Kitaplar arka arkaya çıkınca, yayınevlerinden çeşitli teklifler de gelmeye başladı bu arada. Bunlardan bazıları, ciddi para kazandıracak işlerdi. Ama “ne gelirse yazar” olma noktasına sürüklenmek istemedim. Yazmaktan çok okumaya ve seyahate odaklanmaya çalıştım uzunca bir süre. Suriye’den sonra ikinci büyük seyahatim Yemen’e oldu.
Seyahatleriniz bireysel miydi?
Yemen’e İHH ile gitmiştik. Ama geziler kafile hâlinde geziler gibi olmuyordu. Gittikten sonra, yapmamız gereken yardım çalışmalarını yapıp bir süre daha kalarak bütün ülkeyi gezmiştik ve o açıdan çok güzel olmuştu. Oradan da döndükten sonra, Yemen’de de ortalık karıştı. O şekilde gezmek şu an maalesef mümkün değil.
2009’da bir burs denk geldi, hamdolsun. O bursla İngilizcemi geliştirip akademik kariyer yapma imkânı hâsıl oldu. Bu sürede evlendim. Planımız, ailecek ABD’ye gidip orada bir süre yaşamaktı, ama eşime Amerikan Konsolosluğu vize vermedi. Dolayısıyla Amerika’ya yalnız gitmek zorunda kaldım. Büyük kızım Meryem, ben New York’tayken İstanbul’da dünyaya geldi. Sıkı bir çalışmanın ardından TOEFL’ı verdikten sonra, Türkiye’ye gelip, o zaman 2,5 aylık olan Meryem’i göreyim istedim.
Kızınızı ilk, 2,5 aylıkken gördünüz yani?
Aynen öyle. Doğumda bulunamadım. O gelişimde tekrar vizeye başvurduk eşim için, bu sefer de çıkmadı vize. Tam ne yapacağımızı istişare ederken, bir Arap gazeteci vasıtasıyla El Cezire’de staj imkânı doğdu. 2010’un sonunda, tam Arap Baharı’nın başlamasından birkaç gün önce ailecek Katar’ın başkenti Doha’ya gittik. Yaklaşık 2,5 aylık staj süresince orada kaldık.
Ben kanalda staj yaparken, Tunus’tan başlayarak Arap Baharı patlak verdi.

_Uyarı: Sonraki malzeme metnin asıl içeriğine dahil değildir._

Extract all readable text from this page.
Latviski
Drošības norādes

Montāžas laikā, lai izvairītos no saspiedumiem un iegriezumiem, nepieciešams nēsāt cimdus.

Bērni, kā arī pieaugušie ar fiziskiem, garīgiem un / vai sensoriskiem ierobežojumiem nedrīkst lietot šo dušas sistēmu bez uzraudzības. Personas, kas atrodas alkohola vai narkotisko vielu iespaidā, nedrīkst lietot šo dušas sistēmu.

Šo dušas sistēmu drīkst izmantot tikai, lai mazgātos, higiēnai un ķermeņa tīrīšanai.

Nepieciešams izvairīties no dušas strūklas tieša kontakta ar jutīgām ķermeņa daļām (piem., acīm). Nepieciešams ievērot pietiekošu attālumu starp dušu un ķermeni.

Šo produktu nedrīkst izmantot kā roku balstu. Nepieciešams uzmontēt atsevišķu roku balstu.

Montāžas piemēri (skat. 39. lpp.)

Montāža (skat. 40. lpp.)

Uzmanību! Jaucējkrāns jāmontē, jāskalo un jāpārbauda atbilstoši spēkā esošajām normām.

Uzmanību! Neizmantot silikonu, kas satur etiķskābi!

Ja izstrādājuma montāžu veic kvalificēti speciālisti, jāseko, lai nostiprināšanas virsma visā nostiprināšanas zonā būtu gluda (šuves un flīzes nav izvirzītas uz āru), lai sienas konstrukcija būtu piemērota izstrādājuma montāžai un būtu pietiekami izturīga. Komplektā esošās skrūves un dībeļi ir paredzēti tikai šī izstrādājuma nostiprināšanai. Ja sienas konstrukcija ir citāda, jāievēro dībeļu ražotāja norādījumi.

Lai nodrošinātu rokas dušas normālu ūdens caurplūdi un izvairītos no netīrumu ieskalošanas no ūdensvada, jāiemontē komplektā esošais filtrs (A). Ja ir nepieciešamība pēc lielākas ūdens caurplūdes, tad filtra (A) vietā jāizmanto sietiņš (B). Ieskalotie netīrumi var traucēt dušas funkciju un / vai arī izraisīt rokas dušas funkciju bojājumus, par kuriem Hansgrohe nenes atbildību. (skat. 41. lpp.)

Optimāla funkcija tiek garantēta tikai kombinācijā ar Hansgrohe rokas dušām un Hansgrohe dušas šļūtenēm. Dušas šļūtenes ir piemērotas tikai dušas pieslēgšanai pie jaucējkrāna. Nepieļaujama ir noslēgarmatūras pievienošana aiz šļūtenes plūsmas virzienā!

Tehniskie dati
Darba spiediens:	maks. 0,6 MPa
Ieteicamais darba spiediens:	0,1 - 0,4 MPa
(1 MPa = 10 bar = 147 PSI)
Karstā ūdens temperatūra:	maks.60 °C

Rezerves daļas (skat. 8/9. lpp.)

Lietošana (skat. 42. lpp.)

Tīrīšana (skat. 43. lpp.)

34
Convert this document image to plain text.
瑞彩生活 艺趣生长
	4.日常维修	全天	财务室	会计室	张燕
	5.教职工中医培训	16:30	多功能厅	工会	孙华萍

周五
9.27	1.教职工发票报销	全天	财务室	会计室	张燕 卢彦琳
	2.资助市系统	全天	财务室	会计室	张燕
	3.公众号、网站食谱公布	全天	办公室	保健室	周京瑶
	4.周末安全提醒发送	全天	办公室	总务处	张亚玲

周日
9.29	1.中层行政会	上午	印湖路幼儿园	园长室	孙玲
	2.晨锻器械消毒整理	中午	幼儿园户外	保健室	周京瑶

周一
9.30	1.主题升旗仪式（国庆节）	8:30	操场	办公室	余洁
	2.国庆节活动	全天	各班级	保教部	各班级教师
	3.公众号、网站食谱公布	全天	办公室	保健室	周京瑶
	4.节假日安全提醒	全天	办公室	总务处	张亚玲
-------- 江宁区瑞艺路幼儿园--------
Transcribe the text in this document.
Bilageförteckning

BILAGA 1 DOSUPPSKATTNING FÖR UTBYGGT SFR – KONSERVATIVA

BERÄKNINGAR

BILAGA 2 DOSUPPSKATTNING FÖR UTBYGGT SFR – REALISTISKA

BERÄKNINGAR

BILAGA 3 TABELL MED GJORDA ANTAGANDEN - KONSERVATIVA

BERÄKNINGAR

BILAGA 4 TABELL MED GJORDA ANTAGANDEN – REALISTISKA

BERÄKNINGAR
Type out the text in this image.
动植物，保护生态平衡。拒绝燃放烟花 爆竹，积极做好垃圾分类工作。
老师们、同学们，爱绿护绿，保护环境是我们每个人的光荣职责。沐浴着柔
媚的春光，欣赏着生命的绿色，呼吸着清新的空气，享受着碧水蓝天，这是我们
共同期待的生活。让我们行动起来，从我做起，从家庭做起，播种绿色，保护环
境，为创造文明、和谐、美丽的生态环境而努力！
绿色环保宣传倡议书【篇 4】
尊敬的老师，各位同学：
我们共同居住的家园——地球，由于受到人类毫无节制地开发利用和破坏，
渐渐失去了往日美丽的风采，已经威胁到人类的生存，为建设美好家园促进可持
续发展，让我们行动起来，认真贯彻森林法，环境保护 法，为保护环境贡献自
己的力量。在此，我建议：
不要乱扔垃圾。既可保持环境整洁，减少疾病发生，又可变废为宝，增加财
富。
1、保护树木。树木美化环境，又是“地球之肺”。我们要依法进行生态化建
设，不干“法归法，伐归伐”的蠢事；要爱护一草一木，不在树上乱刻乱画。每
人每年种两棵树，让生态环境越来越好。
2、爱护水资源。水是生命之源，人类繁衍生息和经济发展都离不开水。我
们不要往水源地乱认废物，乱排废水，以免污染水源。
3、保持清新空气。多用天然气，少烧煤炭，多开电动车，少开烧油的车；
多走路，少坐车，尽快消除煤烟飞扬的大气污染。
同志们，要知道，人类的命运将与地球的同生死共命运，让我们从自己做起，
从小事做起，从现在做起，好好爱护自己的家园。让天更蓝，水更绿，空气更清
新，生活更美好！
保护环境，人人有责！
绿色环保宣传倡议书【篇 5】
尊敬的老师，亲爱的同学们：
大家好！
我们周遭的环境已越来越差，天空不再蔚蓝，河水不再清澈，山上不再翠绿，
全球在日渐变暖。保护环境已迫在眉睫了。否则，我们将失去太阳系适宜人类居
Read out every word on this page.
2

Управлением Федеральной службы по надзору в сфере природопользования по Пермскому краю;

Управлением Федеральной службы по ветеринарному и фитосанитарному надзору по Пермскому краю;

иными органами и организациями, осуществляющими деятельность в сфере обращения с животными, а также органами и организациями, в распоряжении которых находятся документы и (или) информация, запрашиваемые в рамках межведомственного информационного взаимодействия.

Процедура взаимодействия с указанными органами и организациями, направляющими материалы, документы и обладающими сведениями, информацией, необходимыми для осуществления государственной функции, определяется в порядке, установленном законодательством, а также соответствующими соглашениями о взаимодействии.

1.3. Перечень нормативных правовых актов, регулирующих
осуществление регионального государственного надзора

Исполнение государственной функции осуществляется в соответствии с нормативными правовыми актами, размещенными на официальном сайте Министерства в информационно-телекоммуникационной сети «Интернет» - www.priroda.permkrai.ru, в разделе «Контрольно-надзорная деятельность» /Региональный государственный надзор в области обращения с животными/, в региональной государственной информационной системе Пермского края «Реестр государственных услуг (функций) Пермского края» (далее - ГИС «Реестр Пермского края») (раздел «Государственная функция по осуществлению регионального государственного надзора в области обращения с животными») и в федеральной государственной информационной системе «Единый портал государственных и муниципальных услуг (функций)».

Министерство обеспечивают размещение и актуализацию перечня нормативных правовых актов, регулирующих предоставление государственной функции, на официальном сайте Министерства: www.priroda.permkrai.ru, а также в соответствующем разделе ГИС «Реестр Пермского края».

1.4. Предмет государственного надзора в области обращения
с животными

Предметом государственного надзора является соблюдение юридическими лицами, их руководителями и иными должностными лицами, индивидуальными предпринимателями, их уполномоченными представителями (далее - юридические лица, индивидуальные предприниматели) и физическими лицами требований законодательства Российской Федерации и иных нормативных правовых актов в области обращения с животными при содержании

Arap Baharı’nı El Cezire televizyonunun koridorlarından ve kulislerinden izlemek, çok çarpıcı bir tecrübeydi. Stajım sona erip de Türkiye’ye döndüğümde, Arap Baharı da en hızlı evresine girmiş bulunuyordu. Medyada Arapça bilen ve bölgeye aşinalığı bulunan gazeteci ihtiyacı baş gösterince, Sabah gazetesine dış haberler editörü olarak davet edildim. 2,5 yıllık editörlüğün ardından, 7 Şubat 2013 itibariyle dış haberler müdürlüğüne getirildim. 2016 ağustosunda da Sabah gazetesinden ayrılarak Yeni Şafak gazetesinde yazmaya başladım.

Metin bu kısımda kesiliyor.